Monday, April 21, 2014
By Renee Dudley And Matt Townsend
NEW YORK — Walmart Stores Inc. said Doug McMillon, head of its international business, will replace Mike Duke as chief executive officer when he retires as the world’s largest retailer struggles to ignite growth at home and abroad.
Doug McMillon speaks at the Walmart shareholders meeting in Fayetteville, Ark., in this June 7 photo. The discount chain has alienated some U.S. shoppers because it doesn’t have enough workers to keep shelves adequately stocked, leading some consumers to decamp to smaller-format stores that offer merchandise starting at $1.
The Associated Press
McMillon, 47, will take over for Duke, on Feb. 1, the Bentonville, Ark.-based company said Monday in a statement. Duke, 63, will stay on as chairman of the board’s executive committee, and McMillon also has been named to the board, effective immediately.

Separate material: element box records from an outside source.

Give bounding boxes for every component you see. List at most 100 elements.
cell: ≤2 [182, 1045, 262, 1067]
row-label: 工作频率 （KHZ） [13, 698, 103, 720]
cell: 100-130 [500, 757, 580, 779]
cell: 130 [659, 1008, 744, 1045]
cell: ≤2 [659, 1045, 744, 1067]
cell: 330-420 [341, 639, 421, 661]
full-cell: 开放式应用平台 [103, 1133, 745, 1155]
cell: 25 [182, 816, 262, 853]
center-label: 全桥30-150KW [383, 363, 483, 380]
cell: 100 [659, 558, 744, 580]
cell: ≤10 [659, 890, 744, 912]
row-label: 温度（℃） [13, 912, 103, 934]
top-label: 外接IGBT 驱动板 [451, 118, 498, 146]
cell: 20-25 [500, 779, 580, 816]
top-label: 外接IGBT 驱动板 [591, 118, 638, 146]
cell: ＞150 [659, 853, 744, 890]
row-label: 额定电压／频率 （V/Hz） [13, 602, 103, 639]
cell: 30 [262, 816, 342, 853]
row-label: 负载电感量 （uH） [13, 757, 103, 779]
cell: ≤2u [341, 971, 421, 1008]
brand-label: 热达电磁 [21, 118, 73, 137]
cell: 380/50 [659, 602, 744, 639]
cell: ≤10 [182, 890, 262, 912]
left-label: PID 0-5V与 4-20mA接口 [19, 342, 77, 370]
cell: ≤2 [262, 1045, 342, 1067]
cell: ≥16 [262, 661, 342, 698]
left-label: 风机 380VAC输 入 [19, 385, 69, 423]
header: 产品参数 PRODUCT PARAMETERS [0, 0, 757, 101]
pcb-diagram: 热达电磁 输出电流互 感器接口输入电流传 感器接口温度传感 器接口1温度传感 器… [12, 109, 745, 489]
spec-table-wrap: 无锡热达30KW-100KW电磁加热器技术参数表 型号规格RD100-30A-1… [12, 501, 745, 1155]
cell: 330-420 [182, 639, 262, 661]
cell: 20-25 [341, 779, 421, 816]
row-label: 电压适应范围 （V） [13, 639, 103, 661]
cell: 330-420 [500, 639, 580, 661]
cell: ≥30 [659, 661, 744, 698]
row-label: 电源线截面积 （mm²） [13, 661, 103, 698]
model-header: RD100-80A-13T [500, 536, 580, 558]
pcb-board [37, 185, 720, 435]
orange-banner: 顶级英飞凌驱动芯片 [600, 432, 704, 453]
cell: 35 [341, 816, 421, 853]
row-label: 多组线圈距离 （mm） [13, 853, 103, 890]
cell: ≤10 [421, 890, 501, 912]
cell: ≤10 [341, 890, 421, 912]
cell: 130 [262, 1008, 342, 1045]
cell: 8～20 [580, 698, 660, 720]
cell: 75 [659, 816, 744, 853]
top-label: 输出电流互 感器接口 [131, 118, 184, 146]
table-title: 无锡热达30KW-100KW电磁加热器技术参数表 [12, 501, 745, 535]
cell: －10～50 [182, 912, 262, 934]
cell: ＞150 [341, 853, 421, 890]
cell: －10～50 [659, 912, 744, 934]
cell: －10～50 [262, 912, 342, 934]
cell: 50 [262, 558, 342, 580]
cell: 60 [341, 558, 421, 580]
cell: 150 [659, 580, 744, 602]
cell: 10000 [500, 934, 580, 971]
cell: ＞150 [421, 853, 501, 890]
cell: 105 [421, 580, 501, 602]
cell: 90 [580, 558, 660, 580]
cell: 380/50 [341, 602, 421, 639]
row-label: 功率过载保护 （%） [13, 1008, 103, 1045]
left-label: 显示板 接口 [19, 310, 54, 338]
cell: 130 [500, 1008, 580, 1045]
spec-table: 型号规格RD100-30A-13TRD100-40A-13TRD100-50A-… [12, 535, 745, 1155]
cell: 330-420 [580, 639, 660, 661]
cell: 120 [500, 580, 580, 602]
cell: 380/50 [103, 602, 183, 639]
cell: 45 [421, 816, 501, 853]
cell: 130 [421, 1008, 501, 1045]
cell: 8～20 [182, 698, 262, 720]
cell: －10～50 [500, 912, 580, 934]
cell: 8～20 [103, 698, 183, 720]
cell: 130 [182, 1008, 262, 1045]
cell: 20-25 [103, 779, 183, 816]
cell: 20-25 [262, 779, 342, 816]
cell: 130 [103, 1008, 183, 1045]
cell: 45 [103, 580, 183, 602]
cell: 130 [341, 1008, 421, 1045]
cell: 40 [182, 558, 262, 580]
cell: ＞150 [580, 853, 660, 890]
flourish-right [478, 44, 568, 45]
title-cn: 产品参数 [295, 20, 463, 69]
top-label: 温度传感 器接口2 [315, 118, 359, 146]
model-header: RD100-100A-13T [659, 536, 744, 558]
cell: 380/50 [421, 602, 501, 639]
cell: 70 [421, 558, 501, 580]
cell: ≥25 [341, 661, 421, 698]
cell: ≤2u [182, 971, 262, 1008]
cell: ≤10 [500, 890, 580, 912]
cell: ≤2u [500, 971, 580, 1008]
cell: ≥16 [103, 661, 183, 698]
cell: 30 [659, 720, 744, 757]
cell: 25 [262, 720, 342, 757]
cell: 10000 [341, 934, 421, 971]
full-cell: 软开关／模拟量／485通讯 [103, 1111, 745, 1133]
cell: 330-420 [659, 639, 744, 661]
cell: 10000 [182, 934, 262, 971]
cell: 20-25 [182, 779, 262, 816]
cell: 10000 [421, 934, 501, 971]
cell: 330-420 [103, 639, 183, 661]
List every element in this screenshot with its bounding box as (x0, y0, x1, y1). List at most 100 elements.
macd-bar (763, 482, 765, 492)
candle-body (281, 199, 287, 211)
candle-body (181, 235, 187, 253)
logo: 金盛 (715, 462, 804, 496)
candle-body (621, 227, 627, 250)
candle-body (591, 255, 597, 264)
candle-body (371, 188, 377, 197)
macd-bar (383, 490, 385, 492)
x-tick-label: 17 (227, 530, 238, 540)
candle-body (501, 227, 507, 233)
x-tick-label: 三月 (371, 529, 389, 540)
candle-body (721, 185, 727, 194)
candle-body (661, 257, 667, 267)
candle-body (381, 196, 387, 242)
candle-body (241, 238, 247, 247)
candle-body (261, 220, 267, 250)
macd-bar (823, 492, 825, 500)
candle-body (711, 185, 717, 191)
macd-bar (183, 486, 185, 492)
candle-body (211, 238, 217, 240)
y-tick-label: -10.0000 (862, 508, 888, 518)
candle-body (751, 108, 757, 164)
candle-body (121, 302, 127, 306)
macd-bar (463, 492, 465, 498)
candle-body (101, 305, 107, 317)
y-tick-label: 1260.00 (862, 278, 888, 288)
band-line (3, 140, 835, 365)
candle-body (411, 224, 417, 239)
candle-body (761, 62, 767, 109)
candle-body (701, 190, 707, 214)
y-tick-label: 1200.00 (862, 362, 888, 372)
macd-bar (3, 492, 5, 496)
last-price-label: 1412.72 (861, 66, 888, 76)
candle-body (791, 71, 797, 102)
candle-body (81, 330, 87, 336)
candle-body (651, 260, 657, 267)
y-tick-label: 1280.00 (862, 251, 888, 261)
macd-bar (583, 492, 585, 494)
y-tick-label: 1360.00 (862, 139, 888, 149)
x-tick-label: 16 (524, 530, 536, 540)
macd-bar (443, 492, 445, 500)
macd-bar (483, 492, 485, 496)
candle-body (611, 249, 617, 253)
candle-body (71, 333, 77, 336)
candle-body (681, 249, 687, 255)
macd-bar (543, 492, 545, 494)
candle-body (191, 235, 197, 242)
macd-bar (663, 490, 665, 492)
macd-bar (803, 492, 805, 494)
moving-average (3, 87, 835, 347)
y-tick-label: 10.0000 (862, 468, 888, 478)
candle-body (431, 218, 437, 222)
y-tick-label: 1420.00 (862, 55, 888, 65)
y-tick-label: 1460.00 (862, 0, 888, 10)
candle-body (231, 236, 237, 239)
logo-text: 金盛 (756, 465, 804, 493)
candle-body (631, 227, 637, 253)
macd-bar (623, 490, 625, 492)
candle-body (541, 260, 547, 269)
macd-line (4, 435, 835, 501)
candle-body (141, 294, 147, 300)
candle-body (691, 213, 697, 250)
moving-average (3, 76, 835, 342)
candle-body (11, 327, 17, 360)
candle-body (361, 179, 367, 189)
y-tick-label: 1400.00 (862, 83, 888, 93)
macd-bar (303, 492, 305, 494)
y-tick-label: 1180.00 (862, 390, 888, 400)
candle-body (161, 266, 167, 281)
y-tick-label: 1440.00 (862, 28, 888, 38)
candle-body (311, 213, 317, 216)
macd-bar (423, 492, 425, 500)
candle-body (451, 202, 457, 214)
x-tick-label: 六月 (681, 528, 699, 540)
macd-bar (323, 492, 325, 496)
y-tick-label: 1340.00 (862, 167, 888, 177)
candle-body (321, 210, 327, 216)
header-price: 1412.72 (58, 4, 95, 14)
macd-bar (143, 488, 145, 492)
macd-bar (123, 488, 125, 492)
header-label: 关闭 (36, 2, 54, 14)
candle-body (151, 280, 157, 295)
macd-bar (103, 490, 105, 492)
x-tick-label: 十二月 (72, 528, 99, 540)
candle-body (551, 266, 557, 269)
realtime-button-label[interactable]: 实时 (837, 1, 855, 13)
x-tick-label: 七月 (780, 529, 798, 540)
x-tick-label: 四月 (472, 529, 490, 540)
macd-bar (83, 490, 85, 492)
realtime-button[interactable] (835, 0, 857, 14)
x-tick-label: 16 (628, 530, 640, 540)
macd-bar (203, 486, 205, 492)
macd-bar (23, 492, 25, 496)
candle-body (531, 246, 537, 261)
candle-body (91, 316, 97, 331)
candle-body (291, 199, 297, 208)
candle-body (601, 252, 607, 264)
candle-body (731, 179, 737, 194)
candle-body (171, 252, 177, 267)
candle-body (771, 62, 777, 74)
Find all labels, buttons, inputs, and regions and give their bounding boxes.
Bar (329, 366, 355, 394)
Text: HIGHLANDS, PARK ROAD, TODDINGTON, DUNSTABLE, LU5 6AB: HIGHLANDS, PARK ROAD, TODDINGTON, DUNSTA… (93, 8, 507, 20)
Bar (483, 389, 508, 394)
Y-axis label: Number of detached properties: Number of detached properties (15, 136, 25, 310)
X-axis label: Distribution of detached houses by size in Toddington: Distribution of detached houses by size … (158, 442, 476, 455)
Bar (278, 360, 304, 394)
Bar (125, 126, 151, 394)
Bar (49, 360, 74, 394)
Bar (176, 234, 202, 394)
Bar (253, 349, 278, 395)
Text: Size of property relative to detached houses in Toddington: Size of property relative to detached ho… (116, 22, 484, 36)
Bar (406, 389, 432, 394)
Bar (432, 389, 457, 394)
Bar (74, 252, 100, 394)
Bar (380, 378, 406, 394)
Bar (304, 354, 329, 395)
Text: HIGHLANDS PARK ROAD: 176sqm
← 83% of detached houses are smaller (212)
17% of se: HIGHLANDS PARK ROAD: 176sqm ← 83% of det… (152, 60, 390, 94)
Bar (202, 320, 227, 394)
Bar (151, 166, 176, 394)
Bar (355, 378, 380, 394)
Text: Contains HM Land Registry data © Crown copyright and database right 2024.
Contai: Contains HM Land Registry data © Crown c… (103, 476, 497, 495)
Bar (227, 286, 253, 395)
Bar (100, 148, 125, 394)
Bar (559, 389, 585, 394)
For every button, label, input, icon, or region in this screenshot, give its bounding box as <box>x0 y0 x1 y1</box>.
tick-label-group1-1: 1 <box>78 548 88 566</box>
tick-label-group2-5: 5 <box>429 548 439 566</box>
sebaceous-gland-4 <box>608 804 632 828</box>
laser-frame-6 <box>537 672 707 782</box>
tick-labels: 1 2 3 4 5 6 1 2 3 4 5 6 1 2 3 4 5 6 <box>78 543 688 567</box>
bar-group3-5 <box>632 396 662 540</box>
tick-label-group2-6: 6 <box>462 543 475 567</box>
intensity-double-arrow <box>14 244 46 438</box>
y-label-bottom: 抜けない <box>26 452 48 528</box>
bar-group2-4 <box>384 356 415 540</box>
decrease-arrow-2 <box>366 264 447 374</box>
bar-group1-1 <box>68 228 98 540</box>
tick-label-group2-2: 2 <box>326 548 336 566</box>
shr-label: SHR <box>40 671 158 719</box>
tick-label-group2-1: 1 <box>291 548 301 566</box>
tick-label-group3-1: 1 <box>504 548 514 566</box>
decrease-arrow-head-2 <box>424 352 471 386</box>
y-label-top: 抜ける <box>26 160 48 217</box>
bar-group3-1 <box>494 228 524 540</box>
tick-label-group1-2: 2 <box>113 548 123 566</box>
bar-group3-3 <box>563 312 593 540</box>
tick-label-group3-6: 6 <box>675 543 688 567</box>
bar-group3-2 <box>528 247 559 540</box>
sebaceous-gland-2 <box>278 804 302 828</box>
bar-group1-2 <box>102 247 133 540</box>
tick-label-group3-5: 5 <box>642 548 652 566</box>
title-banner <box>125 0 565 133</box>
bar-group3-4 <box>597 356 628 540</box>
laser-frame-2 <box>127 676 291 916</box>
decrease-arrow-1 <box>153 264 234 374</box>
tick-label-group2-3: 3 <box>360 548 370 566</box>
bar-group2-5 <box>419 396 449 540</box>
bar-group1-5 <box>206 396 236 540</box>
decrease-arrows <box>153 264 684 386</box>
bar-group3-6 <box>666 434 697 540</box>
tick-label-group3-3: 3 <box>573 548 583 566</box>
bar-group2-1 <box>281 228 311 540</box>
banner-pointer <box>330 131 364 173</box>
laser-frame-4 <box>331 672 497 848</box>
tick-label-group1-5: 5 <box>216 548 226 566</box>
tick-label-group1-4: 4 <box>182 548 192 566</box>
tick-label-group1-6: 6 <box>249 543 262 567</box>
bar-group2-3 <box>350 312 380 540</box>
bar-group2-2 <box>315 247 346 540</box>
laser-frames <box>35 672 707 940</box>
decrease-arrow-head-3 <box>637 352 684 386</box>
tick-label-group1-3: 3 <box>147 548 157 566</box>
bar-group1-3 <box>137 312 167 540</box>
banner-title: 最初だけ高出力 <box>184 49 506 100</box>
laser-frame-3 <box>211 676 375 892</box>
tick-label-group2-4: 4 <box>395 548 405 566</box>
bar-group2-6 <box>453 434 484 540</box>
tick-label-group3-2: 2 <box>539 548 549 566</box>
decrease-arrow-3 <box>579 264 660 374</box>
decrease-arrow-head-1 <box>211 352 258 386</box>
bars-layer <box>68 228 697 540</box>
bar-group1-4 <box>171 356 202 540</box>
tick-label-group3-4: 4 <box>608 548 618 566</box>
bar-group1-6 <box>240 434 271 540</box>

McMillon, who first worked at Walmart as a summer employee in 1984, will grab the reins as the retailer tries to restore U.S. sales growth with Amazon.com and dollar stores luring away its customers. Overseas, where McMillon was in charge, Walmart has been accelerating its expansion in China and other emerging markets while probing allegations of bribery in Mexico and possible violations of the Foreign Corrupt Practices Act.
“International had definitely run into its issues,” David Strasser, an analyst at Janney Montgomery Scott in New York, said in an interview. The move will maintain the “status quo” for investors.
Duke is the fourth CEO since Walmart became a publicly traded company in 1970. Founder Sam Walton was the first, and, ever since he stepped down in 1988, the company has looked internally for its CEO. Duke and his predecessors – Lee Scott and David Glass – all were insiders with years of experience at the company before taking over the top job. Duke was named in November 2008 and didn’t formally take the reins until Feb. 1, 2009.
Walmart’s shares gained 69 percent from Jan. 30, 2009, the last trading day before Duke became CEO, through Nov. 22 this year. The Standard & Poor’s 500 Index more than doubled in that time.
McMillon had been identified as a top candidate to take the CEO job earlier this year, people familiar with the matter said in May. Bill Simon, who runs Walmart’s U.S. operations, was the other leading candidate. McMillon was close to the Walton family, which owns about half of the retailer’s shares, said three of the people, who asked not to be identified because the matter is private.
In 1990, McMillon was hired at a store in Tulsa, Oklahoma, and went on to various positions in merchandising the U.S. division, according to Wal-Mart’s website. From 2006 to 2009, he was president and CEO of the Sam’s Club warehouse division.
“McMillon’s tenure at all three division – U.S., international and Sam’s Club – was a key to his hiring because in a sense it was training for the CEO job,” David Schick, an analyst for Stifel Financial Corp. in Baltimore, wrote Monday in a note to clients.
The company said it will announce McMillon’s replacement at the international business by the end of its fiscal year.
Walmart earlier this month cut its annual profit forecast for the second time since August. The retailer’s U.S. same-store sales have slid for three straight quarters as a 2 percentage point increase in Social Security taxes reduced spending among its shoppers, many of whom live paycheck to paycheck.
While the company’s low-income customers are among the hardest hit amid persistent unemployment and higher taxes, some of its troubles are self-inflicted. The discount chain has alienated some U.S. shoppers because it doesn’t have enough workers to keep shelves adequately stocked, leading some consumers to decamp to smaller-format stores that offer merchandise starting at $1.
Internationally, the company has been working to reintroduce its everyday low price strategy in Brazil and China after struggling to find strong sales growth in both markets. Walmart said last month that it plans to add as many as 110 stores over three years in China, while shutting some outlets and remodeling dozens more. The retailer also named two new managers, in business development and real estate, to its China team last month.
The U.S. Department of Justice and the U.S. Securities and Exchange Commission are investigating allegations that Walmart systematically bribed Mexican officials so it could more quickly open stores in the country. Federal and local government agencies in Mexico also are involved in investigations. Walmart has said that it also has started inquiries into potential violations of the FCPA at operations in Brazil, India and China.